2018年3月18日(日) 13:45 〜 18:30 F306 (61-306)

宮本 浩一郎(東北大)、山本 英明(東北大)、横山 新(広大)

17:45 〜 18:00

[18p-F306-15] Investigation of pH effect on Electrochemical Impedance Spectroscopy (EIS)

Huanwen Han1、Nobusawa Kazuyuki1、Ichiro Yamashita1 (1.Grad. Eng., Osaka Univ.)

キーワード:Electrochemical Impedance Spectroscopy, pH effect

The electrochemical measurement can detect the adsorption of target molecules with high sensitivity. Electrochemical impedance spectroscopy (EIS) is one of such methods and applicable to biosensors. In the EIS measurement, a chamber with three electrodes, working, reference and counter electrodes were filled with sample solution containing ferri/ferro-cyanide ions and the impedance between working and counter electrodes is measured. The working electrode surface is modified by self-assembly monolayer with ligands which bind the target molecules selectively. The electrical behavior of the electrode surface can be drawn equivalently as in Figure 1. Rct is a charge transfer resistance, Cdl is a capacitance by the electric double layer, and Warburg is the diffusion resistance. Figure 2[1] shows the typical response of the EIS measurement (Vac~10mV, 1M ~0.1Hz).
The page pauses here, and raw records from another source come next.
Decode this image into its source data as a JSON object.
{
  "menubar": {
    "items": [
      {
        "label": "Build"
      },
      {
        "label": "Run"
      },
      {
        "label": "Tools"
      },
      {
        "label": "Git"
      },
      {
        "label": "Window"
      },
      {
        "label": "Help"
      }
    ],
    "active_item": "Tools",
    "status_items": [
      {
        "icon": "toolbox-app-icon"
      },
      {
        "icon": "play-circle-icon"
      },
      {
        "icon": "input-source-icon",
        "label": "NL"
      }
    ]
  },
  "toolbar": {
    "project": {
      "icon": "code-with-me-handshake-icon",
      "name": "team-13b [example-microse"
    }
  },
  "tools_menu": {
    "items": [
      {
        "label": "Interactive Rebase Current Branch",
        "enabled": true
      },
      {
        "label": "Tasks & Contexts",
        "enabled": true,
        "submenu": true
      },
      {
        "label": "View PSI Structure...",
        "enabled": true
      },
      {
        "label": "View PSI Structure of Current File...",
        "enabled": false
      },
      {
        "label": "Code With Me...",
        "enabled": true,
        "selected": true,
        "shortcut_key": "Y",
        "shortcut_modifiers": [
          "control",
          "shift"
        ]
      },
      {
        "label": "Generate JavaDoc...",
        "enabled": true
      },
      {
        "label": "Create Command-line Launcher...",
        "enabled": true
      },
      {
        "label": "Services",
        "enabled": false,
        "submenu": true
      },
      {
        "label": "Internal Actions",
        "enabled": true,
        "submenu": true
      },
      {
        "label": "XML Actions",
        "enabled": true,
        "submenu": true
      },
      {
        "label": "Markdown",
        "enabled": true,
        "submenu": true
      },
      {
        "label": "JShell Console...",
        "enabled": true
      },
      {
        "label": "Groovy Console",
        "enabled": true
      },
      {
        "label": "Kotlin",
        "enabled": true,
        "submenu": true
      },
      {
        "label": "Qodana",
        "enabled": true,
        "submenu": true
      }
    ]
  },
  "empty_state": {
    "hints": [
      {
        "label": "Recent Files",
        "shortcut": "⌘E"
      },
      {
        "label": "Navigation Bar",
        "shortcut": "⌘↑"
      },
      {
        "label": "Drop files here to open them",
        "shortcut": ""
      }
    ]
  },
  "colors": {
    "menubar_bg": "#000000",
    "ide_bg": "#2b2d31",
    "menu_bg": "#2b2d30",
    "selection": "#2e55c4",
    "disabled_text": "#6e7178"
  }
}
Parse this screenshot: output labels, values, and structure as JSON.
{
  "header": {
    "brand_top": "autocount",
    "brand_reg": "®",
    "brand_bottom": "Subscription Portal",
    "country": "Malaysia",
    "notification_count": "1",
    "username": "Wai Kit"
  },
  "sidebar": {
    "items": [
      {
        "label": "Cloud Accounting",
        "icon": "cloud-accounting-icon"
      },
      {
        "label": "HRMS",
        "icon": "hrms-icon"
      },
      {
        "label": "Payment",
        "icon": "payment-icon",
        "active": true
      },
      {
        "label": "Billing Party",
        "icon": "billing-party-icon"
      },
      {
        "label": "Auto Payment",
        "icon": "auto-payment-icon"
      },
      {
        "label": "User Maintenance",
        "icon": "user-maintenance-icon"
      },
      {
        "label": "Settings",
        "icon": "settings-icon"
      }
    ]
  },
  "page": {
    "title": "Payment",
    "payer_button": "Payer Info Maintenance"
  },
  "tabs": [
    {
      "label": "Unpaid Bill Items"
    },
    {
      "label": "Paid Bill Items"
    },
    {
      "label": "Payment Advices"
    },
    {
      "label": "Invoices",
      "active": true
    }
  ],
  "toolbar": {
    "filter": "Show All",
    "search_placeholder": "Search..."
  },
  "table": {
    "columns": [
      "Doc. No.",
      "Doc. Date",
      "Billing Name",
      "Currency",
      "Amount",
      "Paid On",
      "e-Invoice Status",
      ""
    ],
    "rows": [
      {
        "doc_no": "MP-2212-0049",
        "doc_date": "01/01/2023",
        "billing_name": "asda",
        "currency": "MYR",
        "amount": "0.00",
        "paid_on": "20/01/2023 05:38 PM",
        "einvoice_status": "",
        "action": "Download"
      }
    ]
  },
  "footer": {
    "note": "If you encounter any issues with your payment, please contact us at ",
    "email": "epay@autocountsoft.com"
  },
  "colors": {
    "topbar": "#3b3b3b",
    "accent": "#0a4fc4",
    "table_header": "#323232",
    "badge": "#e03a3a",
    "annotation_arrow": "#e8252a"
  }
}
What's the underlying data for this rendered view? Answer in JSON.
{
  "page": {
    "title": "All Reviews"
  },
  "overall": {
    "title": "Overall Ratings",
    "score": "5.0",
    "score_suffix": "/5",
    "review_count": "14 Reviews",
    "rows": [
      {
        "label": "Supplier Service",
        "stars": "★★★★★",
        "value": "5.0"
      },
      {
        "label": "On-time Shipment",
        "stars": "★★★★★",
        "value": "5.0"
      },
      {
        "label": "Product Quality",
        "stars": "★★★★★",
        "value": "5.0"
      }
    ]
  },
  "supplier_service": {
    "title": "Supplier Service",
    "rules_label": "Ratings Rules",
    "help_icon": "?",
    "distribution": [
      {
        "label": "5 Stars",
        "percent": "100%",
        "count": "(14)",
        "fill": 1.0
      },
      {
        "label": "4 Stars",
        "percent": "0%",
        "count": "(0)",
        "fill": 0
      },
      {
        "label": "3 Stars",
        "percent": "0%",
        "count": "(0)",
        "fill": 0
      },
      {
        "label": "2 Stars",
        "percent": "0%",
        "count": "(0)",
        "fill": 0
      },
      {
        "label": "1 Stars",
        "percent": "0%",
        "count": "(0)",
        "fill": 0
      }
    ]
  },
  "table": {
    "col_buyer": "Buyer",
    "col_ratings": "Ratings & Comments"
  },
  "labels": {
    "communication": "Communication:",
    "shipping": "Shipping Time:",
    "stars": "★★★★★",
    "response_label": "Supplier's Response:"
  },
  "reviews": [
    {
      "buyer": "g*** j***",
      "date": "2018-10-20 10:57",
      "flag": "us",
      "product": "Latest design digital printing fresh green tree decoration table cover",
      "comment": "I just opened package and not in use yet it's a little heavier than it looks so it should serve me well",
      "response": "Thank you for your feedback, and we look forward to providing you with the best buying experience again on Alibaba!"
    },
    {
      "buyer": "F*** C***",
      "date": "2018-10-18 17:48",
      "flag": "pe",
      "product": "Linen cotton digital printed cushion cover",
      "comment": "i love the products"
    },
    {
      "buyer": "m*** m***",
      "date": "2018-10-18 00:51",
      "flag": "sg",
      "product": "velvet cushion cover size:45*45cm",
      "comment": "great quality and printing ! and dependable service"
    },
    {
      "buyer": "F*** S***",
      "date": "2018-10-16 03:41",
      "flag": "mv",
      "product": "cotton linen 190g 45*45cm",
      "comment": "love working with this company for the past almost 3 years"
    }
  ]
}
The Rct will increase in response to the target molecule adsorption. There are a lot of factors affecting the measurement, like surface area, SAM density, molecule sizes, electrolyte concentration and so on. In this report, we modified the working Au electrode with 11-mercaptoundecanoic acid (MUA), carboxyl group terminal, and pH effect on EIS from 8 to 4 was investigated. Figure 3. Shows the EIS measurement results and Figure 4 shows the extracted Rct from fitting. EIS measurement under 50 mM Tris pH 8 showed a huge Rct resistance, 17 MΩ and 11 MΩ under 50 mM HOAc pH6. Furthermore, only 0.29 MΩ at 50 mM HOAc pH4. When we decreased the buffer concentration to 10 mM, the Rct showed their decrease. The reason why such large pH dependence of Rct could be attributed to the electrostatic interaction between mediator ferri/ferro-cyanide ions and a carboxyl group of MUA. In high pH condition, the MUA’s carboxyl termini are negatively charged and the negatively charged mediator could not reach the vicinity of the working electrode, therefore the Rct became large[2][3]. On the other hand, under low pH, the carboxyl termini are not charged and the mediators can reach the surface to make Rct small. The results indicated that the pH must be controlled well when biosensing is carried out.